Not even 10 minutes into Chris Rock's new Netflix stand-up special, "Tamborine," viewers may have been left with an eerie feeling. Around the 6-minute mark, Rock addresses the gun debate in America.

It's not uncommon for comedians to tackle controversial issues, but the timing of Rock's routine makes this particularly relevant.

"Tamborine" became available on Netflix Wednesday, the same day 17 people were killed in a mass shooting at a school in Parkland, Florida. (The special was filmed in November, at the Brooklyn Academy of Music.)

"This gun sh-- ain't going nowhere," Rock says in the special. "There ain't never gonna be no gun control. You talk about it too long, and you're gonna get shot."

He addresses the pro-gun argument that a knife could do just as much damage.

"If 100 people ever got stabbed at the same time, in the same place, by the same person, you know what that would mean?" he asks the audience. "97 people deserve to die."

While Rock filmed his special prior to the Florida shooting, two other mass shootings rattled the country leading up to this show - the Las Vegas shooting in October that left 58 people dead at a concert, and the Texas church shooting in November that left 26 dead.

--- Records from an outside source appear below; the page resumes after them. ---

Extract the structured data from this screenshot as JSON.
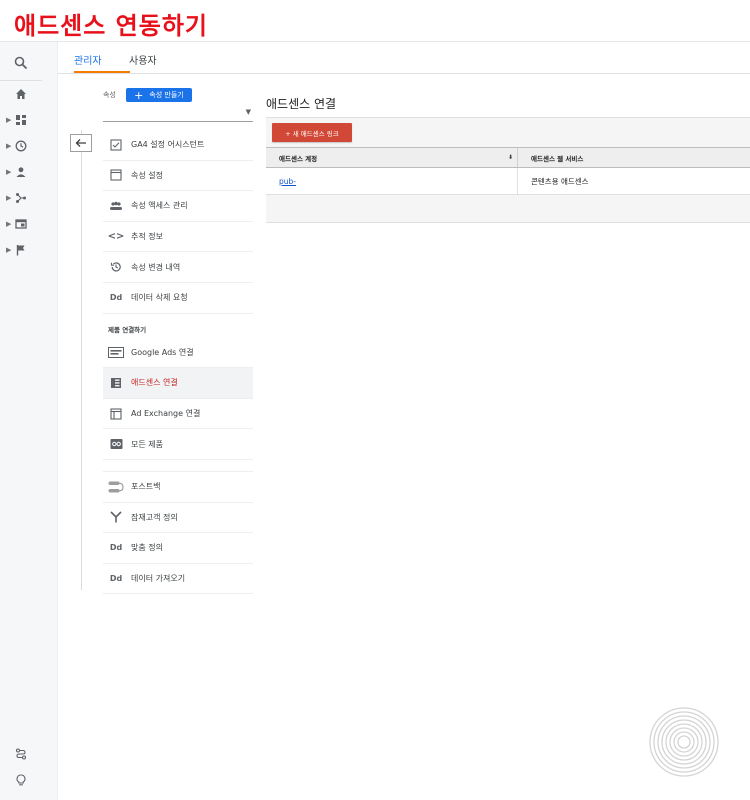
{
  "banner": {
    "title": "애드센스 연동하기"
  },
  "rail": {
    "icons": [
      "search-icon",
      "home-icon",
      "dashboard-icon",
      "clock-icon",
      "person-icon",
      "acquisition-icon",
      "display-icon",
      "flag-icon",
      "route-icon",
      "lightbulb-icon"
    ]
  },
  "tabs": [
    {
      "label": "관리자",
      "active": true
    },
    {
      "label": "사용자",
      "active": false
    }
  ],
  "property": {
    "label": "속성",
    "create_button": "속성 만들기"
  },
  "menu": {
    "items": [
      {
        "label": "GA4 설정 어시스턴트",
        "icon": "checkbox-icon"
      },
      {
        "label": "속성 설정",
        "icon": "window-icon"
      },
      {
        "label": "속성 액세스 관리",
        "icon": "people-icon"
      },
      {
        "label": "추적 정보",
        "icon": "code-icon"
      },
      {
        "label": "속성 변경 내역",
        "icon": "history-icon"
      },
      {
        "label": "데이터 삭제 요청",
        "icon": "dd-icon"
      }
    ],
    "section_label": "제품 연결하기",
    "link_items": [
      {
        "label": "Google Ads 연결",
        "icon": "ads-icon"
      },
      {
        "label": "애드센스 연결",
        "icon": "adsense-icon",
        "active": true
      },
      {
        "label": "Ad Exchange 연결",
        "icon": "adexchange-icon"
      },
      {
        "label": "모든 제품",
        "icon": "all-products-icon"
      }
    ],
    "other_items": [
      {
        "label": "포스트백",
        "icon": "postback-icon"
      },
      {
        "label": "잠재고객 정의",
        "icon": "audience-icon"
      },
      {
        "label": "맞춤 정의",
        "icon": "dd-icon"
      },
      {
        "label": "데이터 가져오기",
        "icon": "dd-icon"
      }
    ]
  },
  "content": {
    "title": "애드센스 연결",
    "new_link_button": "+ 새 애드센스 링크",
    "columns": [
      "애드센스 계정",
      "애드센스 웹 서비스"
    ],
    "rows": [
      {
        "account": "pub-",
        "service": "콘텐츠용 애드센스"
      }
    ]
  },
  "colors": {
    "accent": "#1a73e8",
    "banner_title": "#e8101a",
    "new_link_button": "#d14836",
    "tab_underline": "#f57c00"
  }
}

Since the release of the special, viewers have gone on Twitter to comment on the strangeness of the timing:

 

 

 

 

It speaks to the prevalence of shootings in America that "Tamborine" feels so relevant; Rock also addressed guns in a famous bit from his stand-up special "Bigger and Blacker" - in 1999. 

Rock said that bullets should cost $5,000 and called it "bullet control" at the time.

"People would think before they killed somebody if a bullet cost $5,000," he said.